Education on sex and reproduction in China remains a taboo subject in schools. So netizens were rightfully amused by a July television news clip about pregnancy which Chinese outlet Ningde News entitled, “Couple who believes sperm will fly around; too stupid or too innocent?” (The clip is viewable here, with the relevant part beginning around the 2:30 mark.)

During a hospital health campaign to provide fertility checkups for hundreds of couples in Shanghai, one couple receiving such a checkup finally realized why they had trouble conceiving a child. Evidently, they believed that the wife could get pregnant simply if they lay in the same bed. According to the examining gynecologist, the woman was still a virgin, and the couple had never had sex before. They believed that the sperm would simply “fly around” at night.
Obviously, over one billion Chinese people have discovered the secret to pregnancy; and yet this story has brought renewed attention to sex education (or the lack thereof) in China. As one writer put it: “Before marriage, a person goes to elementary school, then middle school, then college; the person gets a job, gets a marriage license, and the mandatory pre-marriage physical exam; through so many steps, you’d think they would learn some basic physiology. But this couple was honestly clueless, which should really shock people. Shocked at the failure in every level, which compels us to reflect on exactly at which stage we should accept responsibility to provide such basic reproductive information…. Schools don’t want to discuss it, parents are uncomfortable, the Family Planning department won’t bother to do it, and the workplace and marriage office do not have any duty to explain.”
One commentator doubted the authenticity of the story, saying it sounded more like something from China’s Cultural Revolution: “In the 21st century, there is sexual advertising everywhere, and even Chinese kids in elementary school and middles school sleep together and even get abortions.
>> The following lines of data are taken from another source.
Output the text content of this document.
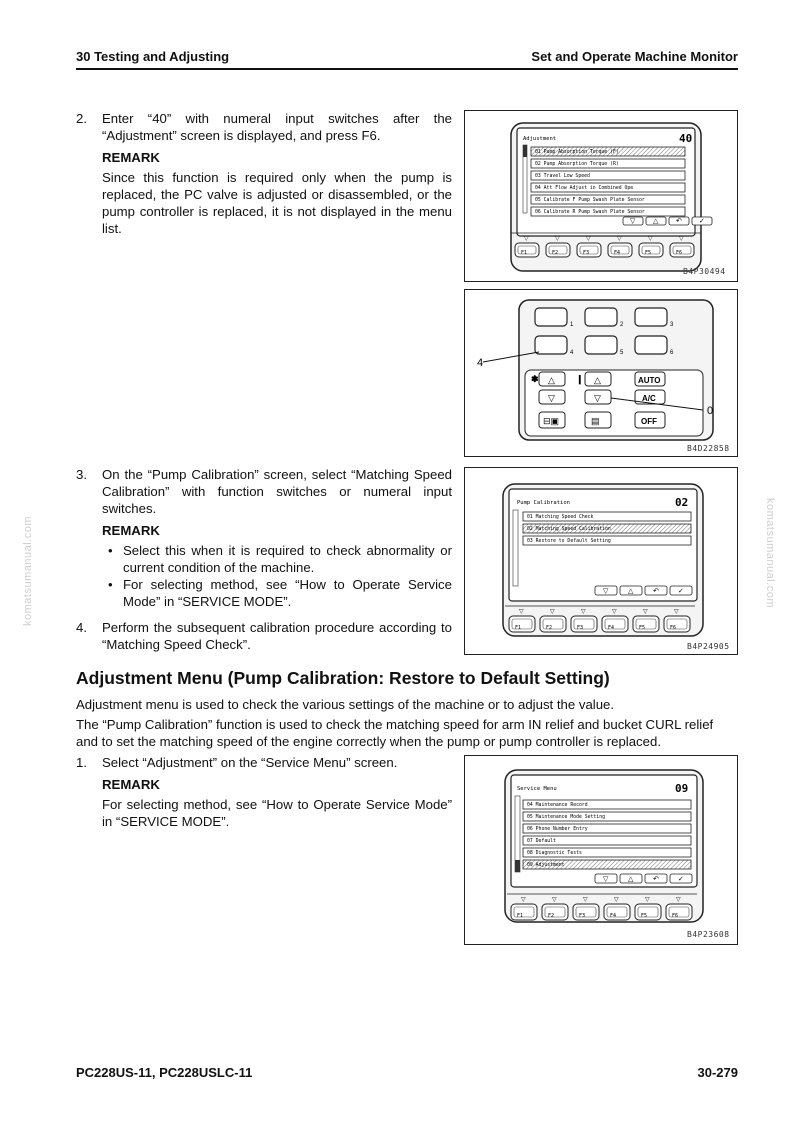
30 Testing and Adjusting	Set and Operate Machine Monitor
komatsumanual.com	komatsumanual.com
2. Enter “40” with numeral input switches after the “Adjustment” screen is displayed, and press F6.

REMARK

Since this function is required only when the pump is replaced, the PC valve is adjusted or disassembled, or the pump controller is replaced, it is not displayed in the menu list.

3. On the “Pump Calibration” screen, select “Matching Speed Calibration” with function switches or numeral input switches.

REMARK

• Select this when it is required to check abnormality or current condition of the machine.
• For selecting method, see “How to Operate Service Mode” in “SERVICE MODE”.
4. Perform the subsequent calibration procedure according to “Matching Speed Check”.

Adjustment Menu (Pump Calibration: Restore to Default Setting)

Adjustment menu is used to check the various settings of the machine or to adjust the value.

The “Pump Calibration” function is used to check the matching speed for arm IN relief and bucket CURL relief and to set the matching speed of the engine correctly when the pump or pump controller is replaced.

1. Select “Adjustment” on the “Service Menu” screen.

REMARK

For selecting method, see “How to Operate Service Mode” in “SERVICE MODE”.

Adjustment	40
01 Pump Absorption Torque (F)
02 Pump Absorption Torque (R)
03 Travel Low Speed
04 Att Flow Adjust in Combined Ope
05 Calibrate F Pump Swash Plate Sensor
06 Calibrate R Pump Swash Plate Sensor
▽	△	↶ ✓
▽
F1
▽
F2
▽
F3
▽
F4
▽
F5
▽
F6
B4P30494
1	2	3
4	5	6
✽ △
▽
⊟▣
❙ △
▽
▤
AUTO
A/C
OFF
4
0
B4D22858
Pump Calibration	02
01 Matching Speed Check
02 Matching Speed Calibration
03 Restore to Default Setting
▽	△	↶	✓
▽
F1
▽
F2
▽
F3
▽
F4
▽
F5
▽
F6
B4P24905
Service Menu	09
04 Maintenance Record
05 Maintenance Mode Setting
06 Phone Number Entry
07 Default
08 Diagnostic Tests
09 Adjustment
▽	△	↶	✓
▽
F1
▽
F2
▽
F3
▽
F4
▽
F5
▽
F6
B4P23608
PC228US-11, PC228USLC-11	30-279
How many people will believe this sort of fabricated story about ‘letting the sperm fly’ [a pun on the popular Chinese film entitled 'Let the Bullets Fly']?”
In the absence of sex education, Ningde News explained that many youth learn about it through pornographic films and books. Quite obviously, these do not provide an accurate or realistic guide to sex. At the same time, the lack of education coupled with the human impulse to engage in sexual activity has meant that more Chinese women have had to get multiple abortions in their lifetime, although the article did not provide specific figures.
While the clip is amusing, it also stands out as a rare and extreme example of the consequences of poor sex education. Hopefully the discussion surrounding this story draws attention to the dangers of omitting sexual education in schools. At the very least, some sites like Sina and Netease have taken the story as a great opportunity to segue into their own sex-ed tutorials. Sina’s article claims that “children conceived during female orgasm are smarter.” Netease offers the “best sex positions for getting pregnant” and a helpfully detailed table discussing the different types of female orgasms. While neither tutorial really covers reproductive health in a medical sense, providing netizens with this information is better than waiting around and “letting the sperm fly.”